The Wilson Labour Government (1964–1970) came to power at a time when British manufacturing industry was in decline and decided that the remedy was to promote more mergers, particularly in the motor industry. Chrysler was already buying into the Rootes Group, Leyland Motors had acquired Standard Triumph and Rover and had become a major automotive force. The British Motor Corporation (BMC) was suffering a dramatic drop in its share of the home market. In 1965 it purchased Pressed Steel Company (a car body manufacturer), and in the third quarter of 1966 purchased Jaguar Cars. To recognize the changed nature of their business the company name was changed to British Motor Holdings on 14 December 1966.
From the perspective of Jaguar, the sale came about because Sir William Lyons, the managing director and founder of Jaguar Cars Ltd, was nearing retirement, and did not have a viable succession plan for his company. His only son John Lyons had been killed in a car accident in 1955, and his other board members were of a similar age to himself. Another factor was that bodyshells for Jaguar production were fabricated by Pressed Steel, a supplier critical to Jaguar Cars and now controlled by BMC. From the perspective of the BMC, a merger with JaguarCars was attractive because it had had success in the US market, and was thereby hugely profitable at a time when BMC lacked the funds to invest sufficiently in modern production facilities or new models.

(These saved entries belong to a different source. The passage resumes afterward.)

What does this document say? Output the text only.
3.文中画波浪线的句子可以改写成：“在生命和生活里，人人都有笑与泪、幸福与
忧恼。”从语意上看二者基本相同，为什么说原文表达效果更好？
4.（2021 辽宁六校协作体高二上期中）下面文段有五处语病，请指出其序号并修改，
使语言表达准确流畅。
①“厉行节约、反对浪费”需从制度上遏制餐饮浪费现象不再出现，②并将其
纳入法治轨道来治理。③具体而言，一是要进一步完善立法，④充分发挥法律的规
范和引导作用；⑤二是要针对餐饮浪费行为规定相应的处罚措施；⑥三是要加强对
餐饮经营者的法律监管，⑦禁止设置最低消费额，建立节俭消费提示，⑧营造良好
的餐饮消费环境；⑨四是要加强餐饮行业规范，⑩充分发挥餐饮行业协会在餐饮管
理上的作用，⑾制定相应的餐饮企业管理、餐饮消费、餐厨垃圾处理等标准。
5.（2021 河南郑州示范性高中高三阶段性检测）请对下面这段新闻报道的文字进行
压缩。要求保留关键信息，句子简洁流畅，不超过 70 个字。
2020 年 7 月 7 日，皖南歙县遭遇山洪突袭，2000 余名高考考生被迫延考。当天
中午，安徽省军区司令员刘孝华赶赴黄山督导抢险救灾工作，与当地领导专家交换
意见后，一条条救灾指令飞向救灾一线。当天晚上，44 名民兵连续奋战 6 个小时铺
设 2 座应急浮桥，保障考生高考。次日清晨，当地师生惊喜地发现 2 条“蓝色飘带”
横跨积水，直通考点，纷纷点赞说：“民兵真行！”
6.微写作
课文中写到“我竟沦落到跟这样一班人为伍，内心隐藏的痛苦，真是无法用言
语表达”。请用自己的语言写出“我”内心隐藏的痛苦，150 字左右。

At the annual statement to shareholders for 1967, BMH chairman Sir George Harriman reported that the company had manufactured 313,790 vehicles, including 72,049 manufactured overseas.
On 17 January 1968, BMH's short life came to an end. As it still struggled to make a profit, and reporting a £3.4 million loss for 1966/7, it merged with the smaller yet prosperous Leyland Motor Corporation to form the British Leyland Motor Corporation (BLMC) on a one-for-one share exchange, valuing BMH at £201 million.